In this part of the world, we’re in the final hours of 2018 which has been a shit-year in so many ways for the planet and its inhabitants. I don’t have any profound insights to offer. I would, however, like to share this photo I just took from my dining room window.
It’s not a great picture, but it makes me happy. There’s much going on here (falling snow, flight, eating, turf battles, perching, etc) and I wanted to include this image because birds never, ever fail to brighten my day. I’m hoping they’ll do the same for you. Either way, it feels right to include feathered friends as I say goodbye to a difficult year.
The one other consistently bright spot for me this year has been the Sunrise Movement. No one is fighting harder and more effectively in the face of climate change than these young people with their action plan, aka the Green New Deal, that includes massive job creation. PLEASE consider pledging a monthly donation (mine is $5 per month) to this incredible organization that’s given me more hope than I thought possible.
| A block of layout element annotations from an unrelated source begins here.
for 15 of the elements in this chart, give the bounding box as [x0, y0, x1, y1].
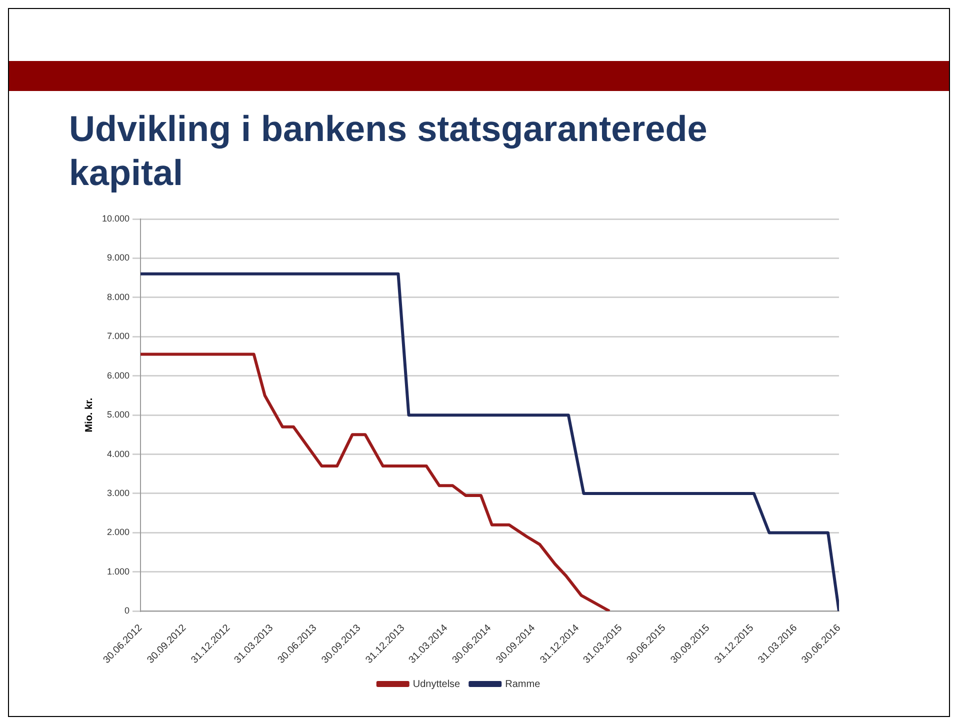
- y-axis-title: Mio. kr.: [84, 398, 95, 432]
- y-tick-label: 10.000: [102, 213, 130, 224]
- y-tick-label: 0: [124, 606, 130, 616]
- y-tick-label: 8.000: [106, 292, 130, 302]
- y-tick-label: 3.000: [106, 488, 130, 498]
- y-tick-label: 9.000: [106, 252, 130, 263]
- y-tick-label: 4.000: [106, 448, 130, 459]
- y-tick-label: 1.000: [106, 566, 130, 576]
- y-tick-label: 2.000: [106, 527, 130, 538]
- chart-title: Udvikling i bankens statsgaranterede kapital: [69, 107, 708, 195]
- y-tick-label: 5.000: [106, 410, 130, 420]
- legend-label: Ramme: [505, 678, 541, 690]
- legend-label: Udnyttelse: [412, 678, 461, 690]
- y-tick-label: 6.000: [106, 370, 130, 380]
- y-tick-label: 7.000: [106, 331, 130, 342]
I wish you and yours a Happy New Year! Here’s to continuing the good fight in 2019!
As I crouched next to my writing room window to photograph a Red-tailed Hawk on the wire, I was so intent on focusing the shot on the bird rather than the branches and power lines that I didn’t see what else was going on: another hawk had arrived.
It wasn’t until I’d downloaded the photos that I saw those legs in the upper right-hand corner of the image. Maybe there’s such a thing as being too intent on one’s goal.
Anything can make me stop and look and wonder, and sometimes learn.
~ Kurt Vonnegut
I’m programmed to believe it’s best to take the shortest route between Point A and Point B. Why waste time, right? Get where I want to be as quickly as possible. To do otherwise is proof I’m lost and confused. I’m hyper-sensitive to that judgment because I have a horrible sense of direction and spend a fair amount of time feeling disoriented. I’ve literally pulled over and cried in frustration when my brain couldn’t sort out where I was headed. Even when I get somewhere without mishap, I frequently berate myself for taking a longer route than necessary.
Why? The shortest distance between two points is a straight line. And anyone who takes a longer route is someone who’s doing it wrong.
That’s an unhelpful way of thinking and is particularly dangerous in terms of my writing journey. And yet, those thoughts pop in my head. Right now I’m wondering how I could’ve written three drafts of my manuscript without recognizing a key problem. How did I not know?! What is wrong with me?!
Well, nothing’s wrong with me. It’s called the writing process. I’ve been here before and I’ll be here again. Guaranteed.
Today I celebrate side roads, scenic detours, and fourth drafts.
I’m in Florida with Zebu, visiting my mother (his grandmother). Today we went to the beach in Honeymoon Island State Park and I brought my camera in hopes of seeing lots of shorebirds and maybe a pelican or two. The only birds I saw were Laughing Gulls and I snapped a total of three photos.
When I saw this, I thought it was a freakish and somewhat unsettling image because it looks as if the head was pasted on another bird’s body. But when I showed it to Zebu (who doesn’t have a great appreciation for birds in general and even less appreciation for gulls because of “their beady eyes and shifty behavior”) he thought it was a great shot.